De mémoire de Martiniquais, jamais le carnaval de Fort-de-France n'a été annulé.
LE MONDE | 16.02.09 | 13h51
Article du journal "Le Monde"
De mémoire de Martiniquais, jamais le carnaval de Fort-de-France n'a été annulé. Or, les conditions ne sont pas réunies pour que la foule fasse la fête. Le carnaval doit débuter à la fin de cette semaine. Tous les ans, les Martiniquais se déchaînent du samedi gras au mercredi des Cendres. Avec la crise, les parades et "vidés" (défilés) sont menacés. Si le rendez-vous est raté, les Martiniquais ne pourront que redoubler de morosité.
Ce week-end, ils sont passés d'une file d'attente à l'autre. Maîtresse du jeu, l'intersyndicale met les nerfs à rude épreuve en décidant d'ouvrir ou non les vannes de la consommation. Les grilles des supers et hypermarchés restent baissées, mais les supérettes et les "débits de la Régie" (petits commerces traditionnels alimentaires) ont pu entrebâiller leurs portes. Au prix d'heures de patience, les acheteurs ont pu, par petits groupes, acheter de la nourriture qui commence à faire défaut. "Ce n'est ni une concession ni un aveu de faiblesse. Nous faisons cela pour la population", a prévenu Michel Monrose, président du Collectif du 5 février, qui rassemble une douzaine de syndicats et d'associations à l'origine mouvement.
IMAGE DÉSASTREUSE
Du côté des stations-service, il faut compter toute une journée pour avoir le droit de prendre pour 30 euros maximum d'essence. Jeudi 12 février, les automobilistes ont découvert ébahis qu'une des rares stations ouvertes avait été "réquisitionnée" par le syndicat des transporteurs d'hydrocarbure pour son seul bénéfice, au prétexte qu'il lui faut faire rouler "des voitures de fonction". Parents et alliés discrètement prévenus ont pu remplir leur réservoir.
La nuit, des bandes de jeunes percent des réservoirs et le litre de sans-plomb se vend 5 euros au marché noir, mais globalement, les incidents sont rares.

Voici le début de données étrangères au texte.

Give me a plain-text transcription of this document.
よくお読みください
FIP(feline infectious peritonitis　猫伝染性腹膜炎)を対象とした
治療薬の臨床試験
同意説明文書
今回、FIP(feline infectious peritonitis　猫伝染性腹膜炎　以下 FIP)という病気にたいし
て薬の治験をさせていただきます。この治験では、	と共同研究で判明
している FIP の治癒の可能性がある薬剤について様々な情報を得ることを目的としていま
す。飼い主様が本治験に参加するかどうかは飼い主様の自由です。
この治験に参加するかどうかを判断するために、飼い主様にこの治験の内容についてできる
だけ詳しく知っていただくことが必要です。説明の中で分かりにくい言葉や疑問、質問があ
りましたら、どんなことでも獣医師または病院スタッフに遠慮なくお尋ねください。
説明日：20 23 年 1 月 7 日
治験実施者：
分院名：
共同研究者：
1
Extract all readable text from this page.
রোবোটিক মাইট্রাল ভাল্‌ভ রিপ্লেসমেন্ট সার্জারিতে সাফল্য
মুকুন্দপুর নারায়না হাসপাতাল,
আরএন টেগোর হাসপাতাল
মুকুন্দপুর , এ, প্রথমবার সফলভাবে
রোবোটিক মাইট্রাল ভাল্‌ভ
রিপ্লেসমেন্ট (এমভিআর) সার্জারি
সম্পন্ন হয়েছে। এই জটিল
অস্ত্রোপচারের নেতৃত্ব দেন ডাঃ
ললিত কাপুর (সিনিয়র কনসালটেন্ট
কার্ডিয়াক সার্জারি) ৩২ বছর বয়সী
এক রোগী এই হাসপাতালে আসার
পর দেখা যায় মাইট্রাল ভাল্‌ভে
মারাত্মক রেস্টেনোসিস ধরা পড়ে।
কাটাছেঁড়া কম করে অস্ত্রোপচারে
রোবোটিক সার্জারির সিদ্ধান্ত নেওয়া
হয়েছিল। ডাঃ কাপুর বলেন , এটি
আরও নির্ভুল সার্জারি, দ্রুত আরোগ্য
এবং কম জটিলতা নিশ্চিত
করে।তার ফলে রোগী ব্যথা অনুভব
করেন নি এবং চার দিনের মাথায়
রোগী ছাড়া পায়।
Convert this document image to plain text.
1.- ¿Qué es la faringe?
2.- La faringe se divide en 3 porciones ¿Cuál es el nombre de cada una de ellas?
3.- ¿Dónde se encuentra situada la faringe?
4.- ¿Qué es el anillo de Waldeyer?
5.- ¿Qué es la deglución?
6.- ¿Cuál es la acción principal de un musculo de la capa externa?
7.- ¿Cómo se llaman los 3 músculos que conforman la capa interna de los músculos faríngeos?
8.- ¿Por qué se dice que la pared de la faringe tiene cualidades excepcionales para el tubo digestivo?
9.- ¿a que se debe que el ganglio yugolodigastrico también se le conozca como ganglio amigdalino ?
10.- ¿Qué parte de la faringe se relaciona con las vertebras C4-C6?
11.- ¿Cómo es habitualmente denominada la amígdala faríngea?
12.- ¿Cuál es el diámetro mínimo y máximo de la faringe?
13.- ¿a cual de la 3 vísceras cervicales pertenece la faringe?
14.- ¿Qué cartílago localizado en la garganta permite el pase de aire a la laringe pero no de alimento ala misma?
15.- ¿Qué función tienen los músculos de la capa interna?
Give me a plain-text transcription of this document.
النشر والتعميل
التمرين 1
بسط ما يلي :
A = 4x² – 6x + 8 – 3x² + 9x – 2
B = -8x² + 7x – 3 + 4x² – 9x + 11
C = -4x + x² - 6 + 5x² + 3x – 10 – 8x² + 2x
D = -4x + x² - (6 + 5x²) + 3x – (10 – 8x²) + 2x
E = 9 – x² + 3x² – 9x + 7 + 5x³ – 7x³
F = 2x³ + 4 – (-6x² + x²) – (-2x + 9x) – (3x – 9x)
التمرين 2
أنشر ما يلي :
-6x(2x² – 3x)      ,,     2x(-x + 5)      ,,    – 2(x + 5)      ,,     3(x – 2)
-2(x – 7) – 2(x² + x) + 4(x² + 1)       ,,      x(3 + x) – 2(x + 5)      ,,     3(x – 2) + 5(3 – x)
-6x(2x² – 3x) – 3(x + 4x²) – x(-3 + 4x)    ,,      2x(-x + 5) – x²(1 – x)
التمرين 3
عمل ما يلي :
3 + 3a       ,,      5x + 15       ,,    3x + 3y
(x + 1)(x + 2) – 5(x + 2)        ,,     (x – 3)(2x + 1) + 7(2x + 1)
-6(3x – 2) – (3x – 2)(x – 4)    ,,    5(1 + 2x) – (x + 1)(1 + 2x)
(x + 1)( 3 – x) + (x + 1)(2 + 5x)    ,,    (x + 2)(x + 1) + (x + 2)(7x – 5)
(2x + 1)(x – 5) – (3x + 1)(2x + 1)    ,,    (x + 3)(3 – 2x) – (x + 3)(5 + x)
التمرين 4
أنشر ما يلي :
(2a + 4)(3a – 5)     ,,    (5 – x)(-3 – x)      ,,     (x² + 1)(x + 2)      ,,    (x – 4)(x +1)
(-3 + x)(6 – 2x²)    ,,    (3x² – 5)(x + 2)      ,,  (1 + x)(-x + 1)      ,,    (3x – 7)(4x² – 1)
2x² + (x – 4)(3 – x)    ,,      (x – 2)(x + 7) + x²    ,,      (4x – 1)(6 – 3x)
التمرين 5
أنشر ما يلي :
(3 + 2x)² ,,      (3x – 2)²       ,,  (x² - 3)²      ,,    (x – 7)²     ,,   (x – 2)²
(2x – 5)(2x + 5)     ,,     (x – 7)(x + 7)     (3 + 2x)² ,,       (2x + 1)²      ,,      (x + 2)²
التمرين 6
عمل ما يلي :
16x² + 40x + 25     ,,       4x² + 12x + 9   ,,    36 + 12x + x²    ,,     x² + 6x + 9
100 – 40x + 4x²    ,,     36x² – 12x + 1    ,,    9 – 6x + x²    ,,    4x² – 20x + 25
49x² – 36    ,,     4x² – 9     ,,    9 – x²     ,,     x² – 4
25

Au quotidien, c'est un triste train-train : au 12e jour, écoles, administrations, magasins, entreprises affichent porte close. De toute façon, des barrages empêchent l'accès aux zones d'activité. Dans les boulangeries, le pain est rationné, dans les rues, les ordures s'entassent et les rats font leur apparition.
Les croisiéristes seront préservés d'un tel spectacle. Cette semaine, sept paquebots étaient attendus dans la baie de Fort-de-France. Ils iront vers d'autres quais de la Caraïbe. Les professionnels du tourisme vont avoir fort à faire pour tenter d'effacer, une fois de plus, l'image désastreuse de la Martinique aux Etats-Unis qui la baptisent "Strike Island" (l'Île aux grèves).
A la préfecture, c'est aussi la routine. Chaque matin, services de l'Etat, élus, socioprofessionnels et syndicalistes se retrouvent dans le grand bâtiment blanc de style colonial. Ils s'enferment dans la grande salle Félix-Eboué pour des négociations laborieuses.
De gauche ou de droite, autonomistes ou indépendantistes, les élus ont lancé des appels à la responsabilité accueillis fraîchement par le Collectif. L'archevêque de la Martinique, Mgr Méranville, invite à "l'apaisement" : "On ne peut pas guérir un malade en le tuant", déclare-t-il navré. Dans le climat revendicatif tous azimuts, de tels propos sont inaudibles. Quant aux Martiniquais qui réprouvent le cours des choses, ils n'osent pas s'exprimer publiquement.